Von "Derrick" und "Der Alte" bis zu Kinderserien steht Florian Gallenberger immer wieder vor der Kamera, betrachtet das Ganze als spannendes Spiel, in dem man so tut, als wäre man jemand anderes. Mit zwölf kommt dann der Stimmbruch und die große Enttäuschung, dass er auf einmal nicht mehr gefragt ist. Danach plant er, später einmal Jura oder Betriebswirtschaft zu studieren.

"Und dann habe ich mich mit 17 verliebt und bin über diese Freundin so ein bisschen in so einen künstlerisch orientierten Haushalt reingekommen. Und dann hat mein Deutschlehrer gesagt, willst du nicht als Facharbeit einen Film machen? Und das hat mir wahnsinnig Spaß gemacht, das fand ich super, Diese Kombination aus kreativem Arbeiten und Anstrengung und Organisation und Hartnäckigkeit, die man braucht, das kam mir entgegen."

Er wird an der Hochschule für Fernsehen und Film in München angenommen und dreht seinen Abschlussfilm in Mexiko-Stadt. "Quiero ser", eine Geschichte um zwei verarmte mexikanische Brüder, die als Kinder Luftballons verkaufen und sich durch einen Vertrauensbruch entzweien, beschert Florian Gallenberger nicht nur zahlreiche Auszeichnungen, sondern mit erst 28 Jahren auch den Oscar für den Besten Kurzfilm. Seine Frau, mit der er seit 12 Jahren zusammen ist, sitzt bei der Preisverleihung neben ihm.

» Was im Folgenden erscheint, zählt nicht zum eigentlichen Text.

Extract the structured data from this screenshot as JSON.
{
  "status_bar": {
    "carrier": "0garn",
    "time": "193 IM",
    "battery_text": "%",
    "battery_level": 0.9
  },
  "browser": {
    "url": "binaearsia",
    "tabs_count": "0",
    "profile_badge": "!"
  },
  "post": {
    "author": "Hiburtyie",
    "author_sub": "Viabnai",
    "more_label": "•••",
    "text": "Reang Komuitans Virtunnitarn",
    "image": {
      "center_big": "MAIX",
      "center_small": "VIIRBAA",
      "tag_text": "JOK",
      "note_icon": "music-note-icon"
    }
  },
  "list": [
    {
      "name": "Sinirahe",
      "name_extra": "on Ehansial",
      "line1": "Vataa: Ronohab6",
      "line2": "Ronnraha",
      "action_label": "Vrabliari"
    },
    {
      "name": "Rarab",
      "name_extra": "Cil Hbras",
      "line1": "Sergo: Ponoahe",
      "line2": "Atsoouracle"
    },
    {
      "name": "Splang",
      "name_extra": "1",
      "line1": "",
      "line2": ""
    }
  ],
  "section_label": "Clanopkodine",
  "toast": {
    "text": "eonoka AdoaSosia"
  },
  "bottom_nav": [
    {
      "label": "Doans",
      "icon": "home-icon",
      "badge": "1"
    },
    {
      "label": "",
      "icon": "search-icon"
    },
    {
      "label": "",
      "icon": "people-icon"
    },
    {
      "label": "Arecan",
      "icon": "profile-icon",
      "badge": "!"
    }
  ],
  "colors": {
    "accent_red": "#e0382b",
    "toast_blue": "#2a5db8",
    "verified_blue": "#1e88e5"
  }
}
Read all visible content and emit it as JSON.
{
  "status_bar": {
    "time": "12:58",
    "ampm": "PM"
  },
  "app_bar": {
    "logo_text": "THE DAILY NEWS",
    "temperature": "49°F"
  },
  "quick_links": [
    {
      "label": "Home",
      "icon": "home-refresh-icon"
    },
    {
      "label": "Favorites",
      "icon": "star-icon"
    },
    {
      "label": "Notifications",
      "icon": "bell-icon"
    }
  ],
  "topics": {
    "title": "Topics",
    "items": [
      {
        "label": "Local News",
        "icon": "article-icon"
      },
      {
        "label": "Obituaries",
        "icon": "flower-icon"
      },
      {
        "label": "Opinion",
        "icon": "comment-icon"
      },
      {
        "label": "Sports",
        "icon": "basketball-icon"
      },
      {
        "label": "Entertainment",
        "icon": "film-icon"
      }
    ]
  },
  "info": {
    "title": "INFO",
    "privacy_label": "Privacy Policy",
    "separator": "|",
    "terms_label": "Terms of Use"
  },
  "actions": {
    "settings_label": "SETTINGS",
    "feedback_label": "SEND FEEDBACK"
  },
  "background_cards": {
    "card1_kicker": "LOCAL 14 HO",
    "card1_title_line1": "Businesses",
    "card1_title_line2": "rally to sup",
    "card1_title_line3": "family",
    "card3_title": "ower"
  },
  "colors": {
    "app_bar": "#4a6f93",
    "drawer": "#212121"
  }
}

"Der schwierigste Schritt in der Filmkarriere ist zunächst mal von der Filmhochschule ins Filmemachen reinzukommen. Und diesen Schritt kriegt man quasi geschenkt, wenn man einen Oscar gewinnt. Da fragt keiner mehr, ja muss der denn jetzt einen Film machen, da sagt jeder, bitte, was will er denn machen."

Die Erwartungshaltung nach dem Oscar ist groß. Florian Gallenberger zieht nach Berlin, um dort einen Film zu drehen, hat aber eine Schreibblockade. Um dem Druck ein Stück weit zu entfliehen, dreht er eine Liebesgeschichte in Indien und wird dafür mit dem Bayrischen Filmpreis als Bester Nachwuchsregisseur ausgezeichnet. Im März 2006 reist der Regisseur und Drehbuchautor dann das erste Mal nach China, verbringt dort insgesamt ein ganzes Jahr.

"Ich habe eigentlich den Plan, jetzt einen Film in Deutschland zu machen, das wird wahrscheinlich wahnsinnig exotisch werden, aber das würde ich gerne machen."

Weil sein Beruf nun einmal "manische Phasen" mit sich bringe, wie Florian Gallenberger es nennt, sei Yoga für ihn der ideale Stabilitätsfaktor, um seinen Akku wieder aufzuladen. Außerdem kocht der Wahlberliner leidenschaftlich gerne und hat den festen Plan, seine Tenniskarriere wieder aufzunehmen. Eine Fernreise brauche er zur Entspannung jedenfalls nicht, sagt er lachend, in den letzten Jahren ist er dann doch lieber an die Ostsee gefahren.

"Es ist eher, ich möchte jetzt keine fremde Sprache und kein Durcheinander und kein 'alles ist neu', sondern ich möchte das, was ich kenne, und ganz ruhig."